Gib deine Seele nicht der Traurigkeit hin, und betrübe dich nicht selbst mit deinen eigenen Gedanken. Denn ein fröhliches Herz ist des Menschen Leben, und seine Freude verlängert sein Leben. Diese Gedanken gibt er uns mit auf den Weg. Der Lehrer Sirach, aus dessen Buch dieser Bibelvers stammt. Ein fröhliches Herz. Ob er wohl jemals einen norddeutschen Herbst erlebt hat? Mit all dem Nebel, den dunklen Abenden? Einen November voller Abschiede und leiser Hoffnung? Oder erst den Januar... Ein fröhliches Herz.

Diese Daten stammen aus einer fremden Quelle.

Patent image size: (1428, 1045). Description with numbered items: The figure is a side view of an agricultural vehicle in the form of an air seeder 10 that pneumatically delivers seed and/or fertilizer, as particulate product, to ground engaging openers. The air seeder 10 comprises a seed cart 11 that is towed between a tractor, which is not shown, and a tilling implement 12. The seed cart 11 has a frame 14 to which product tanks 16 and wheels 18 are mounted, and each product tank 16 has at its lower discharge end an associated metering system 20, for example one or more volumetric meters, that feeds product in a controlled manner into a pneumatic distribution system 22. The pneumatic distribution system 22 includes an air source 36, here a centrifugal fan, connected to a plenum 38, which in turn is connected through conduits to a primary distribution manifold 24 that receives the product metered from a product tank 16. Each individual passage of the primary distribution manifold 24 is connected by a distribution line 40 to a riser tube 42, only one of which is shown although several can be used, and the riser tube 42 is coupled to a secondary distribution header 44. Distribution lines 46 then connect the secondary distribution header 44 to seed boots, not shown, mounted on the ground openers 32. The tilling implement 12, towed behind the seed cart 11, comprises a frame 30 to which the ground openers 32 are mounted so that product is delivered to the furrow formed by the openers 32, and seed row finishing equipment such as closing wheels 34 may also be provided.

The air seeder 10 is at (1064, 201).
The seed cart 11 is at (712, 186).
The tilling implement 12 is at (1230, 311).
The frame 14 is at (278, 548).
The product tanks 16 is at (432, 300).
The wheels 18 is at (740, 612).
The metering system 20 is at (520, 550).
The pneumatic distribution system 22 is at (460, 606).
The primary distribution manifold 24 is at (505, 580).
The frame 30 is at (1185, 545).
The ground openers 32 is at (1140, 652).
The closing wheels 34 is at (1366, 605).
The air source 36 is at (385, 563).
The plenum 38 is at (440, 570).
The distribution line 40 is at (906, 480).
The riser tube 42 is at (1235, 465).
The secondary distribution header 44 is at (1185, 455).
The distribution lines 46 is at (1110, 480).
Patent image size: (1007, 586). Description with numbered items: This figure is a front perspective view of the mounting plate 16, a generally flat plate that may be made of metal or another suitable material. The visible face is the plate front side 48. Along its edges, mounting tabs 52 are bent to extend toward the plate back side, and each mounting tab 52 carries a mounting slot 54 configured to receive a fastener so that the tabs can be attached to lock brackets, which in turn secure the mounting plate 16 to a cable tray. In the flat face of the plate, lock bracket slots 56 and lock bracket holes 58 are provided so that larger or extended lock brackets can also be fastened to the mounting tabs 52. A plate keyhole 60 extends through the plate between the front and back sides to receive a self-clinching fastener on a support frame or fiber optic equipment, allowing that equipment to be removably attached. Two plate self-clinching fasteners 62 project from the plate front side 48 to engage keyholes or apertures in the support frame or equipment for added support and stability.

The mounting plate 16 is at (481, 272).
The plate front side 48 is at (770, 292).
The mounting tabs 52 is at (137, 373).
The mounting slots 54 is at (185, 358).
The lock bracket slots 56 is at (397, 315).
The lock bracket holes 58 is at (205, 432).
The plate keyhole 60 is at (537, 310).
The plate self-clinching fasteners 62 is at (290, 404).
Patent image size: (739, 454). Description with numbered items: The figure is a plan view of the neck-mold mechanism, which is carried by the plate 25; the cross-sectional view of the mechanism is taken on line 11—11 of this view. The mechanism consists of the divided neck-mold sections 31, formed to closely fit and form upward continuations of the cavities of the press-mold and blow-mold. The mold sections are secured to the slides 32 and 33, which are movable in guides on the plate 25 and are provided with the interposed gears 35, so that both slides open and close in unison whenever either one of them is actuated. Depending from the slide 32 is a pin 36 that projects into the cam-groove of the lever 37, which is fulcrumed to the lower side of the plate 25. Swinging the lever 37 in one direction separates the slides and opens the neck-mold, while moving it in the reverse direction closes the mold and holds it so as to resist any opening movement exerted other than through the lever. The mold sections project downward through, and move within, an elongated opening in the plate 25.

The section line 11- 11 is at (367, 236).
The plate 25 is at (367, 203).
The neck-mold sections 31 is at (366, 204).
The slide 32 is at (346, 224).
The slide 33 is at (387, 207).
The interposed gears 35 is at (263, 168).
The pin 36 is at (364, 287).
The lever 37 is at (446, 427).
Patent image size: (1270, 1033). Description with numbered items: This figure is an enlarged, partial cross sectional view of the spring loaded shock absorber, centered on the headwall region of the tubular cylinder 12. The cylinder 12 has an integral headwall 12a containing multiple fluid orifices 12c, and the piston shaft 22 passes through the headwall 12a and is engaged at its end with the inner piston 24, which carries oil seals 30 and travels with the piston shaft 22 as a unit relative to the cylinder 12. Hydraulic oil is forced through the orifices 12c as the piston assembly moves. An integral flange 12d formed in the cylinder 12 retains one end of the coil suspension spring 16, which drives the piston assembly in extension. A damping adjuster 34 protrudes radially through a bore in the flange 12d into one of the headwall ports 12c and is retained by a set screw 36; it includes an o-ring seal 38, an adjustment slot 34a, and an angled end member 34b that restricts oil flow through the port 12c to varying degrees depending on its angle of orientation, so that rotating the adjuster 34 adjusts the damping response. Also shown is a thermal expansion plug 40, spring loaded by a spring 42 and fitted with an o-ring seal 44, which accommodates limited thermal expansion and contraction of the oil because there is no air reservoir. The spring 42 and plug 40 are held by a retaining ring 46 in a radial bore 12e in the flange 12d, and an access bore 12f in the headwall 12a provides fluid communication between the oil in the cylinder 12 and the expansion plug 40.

Meine Oma kannte da einen guten Weg. Es begann im Herbst, wenn die Blätter bunt waren und die Küche voll stand mit Äpfeln, Gurken, Beeren. Auch ziemlich große Töpfe sind in diesen Erinnerungen. Und dann - dann gab es da Gläser. Von klein bis riesig. Mit Gummieband und Glasdeckel. Wirklich alle Farben und Gerüche aus Spätsommer und Herbst wurden dann in diesen Weck-Gäsern eingekocht, eingesalzen oder anders konserviert. Am Ende war eine ganze Kammer gefüllt von Köstlichkeiten. Es erinnerte einen ganz eindrücklich daran, dass die Natur auch anders kann als grau, dunkel und nebelig.

Vielleicht braucht unser Herz manchmal einfach Erinnerungen. Gute, selbst gemachte. Am besten welche, die auch in die Zukunft zeigen. Zumindest bekommen die Menschen in der Bibel oft solcher Erinnerungen geschenkt. In den Jahren auf der Wanderung. In den Gebeten der Psalme, wo sich Klage und Hoffnung mischen. In den ersten christlichen Gemeinden. Dieser Gott, der damals da war - der ist es auch in der Zukunft. Und mitten im Jetzt. Selbst dann, wenn es gerade gar nicht danach aussieht.

Manchmal: In der Küche Gottes und des Lebens sitzen. Und dann die guten Erinnerungen wieder auf-wecken. Von vielleicht nur einem der kleinsten Gläser den Deckel anheben. Und Sommerfreude, Wegstärkung, Lebensglück spüren. Sich inmitten vom Alltag sagen lassen: Da sind besondere Augenblicke gewesen, kleine und große. Da sind gute, sehr gute Momente gewesen. Da wird ein neuer Frühling kommen. Vielleicht anders, vielleicht ganz bald. Und dann ist die Freude nicht mehr nur weit weg oder in der Zukunft, sondern mittendrin. Mit Farbe und allen Sinnen. In großen Ereignissen und kleinen Portionen. Mit Dankbarkeit und einem Teelöffel voll Glück. Nah bei einem fröhlichen Herzen.